Tales of a Landlord: Ripped Off During Moratorium
This article is contributed by Rich Kissel, Apartment Association of Greater Los Angeles Member
I want to share this story and some pictures so that other housing will be forewarned and also so that non-landlords will see what we housing providers have been experiencing thanks to the flawed government policy consisting of moratoriums, which have had far too many unintended consequences.
I was posting political signs for the upcoming November 2022 election at my apartment building. A couple of the tenants came home and saw me and had stopped to talk to me. The tenants guessed that I was the owner, and we had a very nice conversation. My tenants are really nice people and are always ready to help or tell me about things that are going on at the building.
My tenants asked about one of my rental units there because they had not seen anyone living in that apartment for a couple of months. They said that they saw the boyfriend move out because one day he saw that he was loading up a truck with his belongings. They told me that they had spoken to my tenant, the girlfriend, and were informed at that time that the boyfriend and she were probably going to break up. I was then told that my tenant, the girlfriend, had stayed in the apartment for a month or so after her boyfriend had left, but they had not seen my tenant or her car for quite a long time. No one had given us, either me or my management company, any notice. We thought that the apartment was still occupied.
So, my tenants just moved out owing me a bunch of money and didn’t let me know. My property manager and I are guessing that the girlfriend had tried to get some rent relief from the state program but did not qualify. The boyfriend had applied to the “Housing is Key” program, but I had not received a check from the program since June, and the check was just in the boyfriend’s name, not hers. So they only owe me $11,000 (that’s 10 month’s rent at $1,100), and unfortunately, it is now my understanding that there is no more money coming.
So now, both of my tenants are gone and no updates are forthcoming from the rent relief program. I called my property manager and we went over to my property to post a “Notice of Abandonment.” My property manager went into the unit, and sure enough, it was abandoned. We took some pictures of the mess the girlfriend had left behind. I cannot do anything about this until October 30, 2022, which is the deadline they have to respond to the posted abandonment notice. I doubt I will ever hear from them again.
So that’s what “we” get. I am owed money, I have to cleanup after our tenant’s squaller, and I get to go in and do another remodel! Oh boy, more money, about a $15,000-$20,000 remodel! At least I will be able to get the rent up to about $2,100 a month. Quite a bargain for a two-bedroom unit, but my units are small. They are well maintained though.
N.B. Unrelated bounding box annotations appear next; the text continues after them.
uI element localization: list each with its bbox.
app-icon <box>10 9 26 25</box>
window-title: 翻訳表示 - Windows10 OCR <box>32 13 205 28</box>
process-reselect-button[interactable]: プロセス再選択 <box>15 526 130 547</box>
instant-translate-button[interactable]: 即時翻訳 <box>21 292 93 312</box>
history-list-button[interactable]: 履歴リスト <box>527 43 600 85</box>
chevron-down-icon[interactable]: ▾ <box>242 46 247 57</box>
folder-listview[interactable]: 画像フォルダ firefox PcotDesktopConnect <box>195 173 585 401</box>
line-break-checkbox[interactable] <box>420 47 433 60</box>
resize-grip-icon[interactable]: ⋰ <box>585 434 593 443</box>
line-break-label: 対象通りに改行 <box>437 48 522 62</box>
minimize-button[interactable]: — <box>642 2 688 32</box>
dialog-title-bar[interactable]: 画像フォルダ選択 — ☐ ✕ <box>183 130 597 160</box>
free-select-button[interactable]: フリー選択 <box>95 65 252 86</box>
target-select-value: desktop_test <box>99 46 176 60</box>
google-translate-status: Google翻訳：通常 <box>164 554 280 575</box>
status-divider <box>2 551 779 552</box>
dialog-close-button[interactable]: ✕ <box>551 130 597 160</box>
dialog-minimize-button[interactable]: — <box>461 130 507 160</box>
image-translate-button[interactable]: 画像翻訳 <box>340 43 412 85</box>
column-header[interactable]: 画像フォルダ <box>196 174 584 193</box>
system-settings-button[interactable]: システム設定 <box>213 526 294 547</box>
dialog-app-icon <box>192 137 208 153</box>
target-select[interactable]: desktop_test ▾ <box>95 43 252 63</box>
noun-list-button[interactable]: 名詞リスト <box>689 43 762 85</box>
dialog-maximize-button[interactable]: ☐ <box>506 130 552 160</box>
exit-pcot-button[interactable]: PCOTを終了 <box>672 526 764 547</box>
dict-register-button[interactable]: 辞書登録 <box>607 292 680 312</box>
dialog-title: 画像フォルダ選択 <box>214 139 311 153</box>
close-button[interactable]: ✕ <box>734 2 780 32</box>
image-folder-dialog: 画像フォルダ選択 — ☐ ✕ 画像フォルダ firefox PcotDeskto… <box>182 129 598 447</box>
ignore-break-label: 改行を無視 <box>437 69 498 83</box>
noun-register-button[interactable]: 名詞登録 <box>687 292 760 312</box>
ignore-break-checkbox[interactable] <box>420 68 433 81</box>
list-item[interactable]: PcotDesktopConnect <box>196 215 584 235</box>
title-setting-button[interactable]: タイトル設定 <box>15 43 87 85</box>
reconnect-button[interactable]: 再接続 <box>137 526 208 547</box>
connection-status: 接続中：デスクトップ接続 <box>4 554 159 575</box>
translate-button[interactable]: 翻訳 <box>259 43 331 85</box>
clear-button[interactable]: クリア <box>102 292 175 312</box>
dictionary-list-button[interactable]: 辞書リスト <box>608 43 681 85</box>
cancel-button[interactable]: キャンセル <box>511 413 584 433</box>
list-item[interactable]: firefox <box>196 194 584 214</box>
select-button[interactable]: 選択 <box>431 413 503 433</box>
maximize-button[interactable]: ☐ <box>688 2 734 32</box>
So, now I am down to one tenant in the building who still isn’t paying their rent. He owes $10,307 (that’s 11 month’s of rent rent) and counting. His rent is only $937 per month! My guess is that he too will “milk” us for all he can get, and stay as long as he can after the moratorium is lifted and the backlogs of evictions mount.
So, thanks to State Senator Robert Hertzberg who had co-authored 2022’s Senate Bill 1477, which severely limits wage garnishments by as much as 60%. I will have to sue both of my tenants in small claims court for judgements in order to garnish their wages. As written 20% of their discretionary income might be somewhere around $100 each per month for 55 months! Taking into consideration the cost of attorney’s fees, etc., it just may result in several thousand dollars that isn’t recoverable. My guess is it will cost a lot more than that because each one of the two unmarried couples who parted ways will likely argue that they don’t owe the money, or that one was responsible for the rent, etc. So, for me, this just doesn’t end well!
Thanks again for all your diligence in our cause!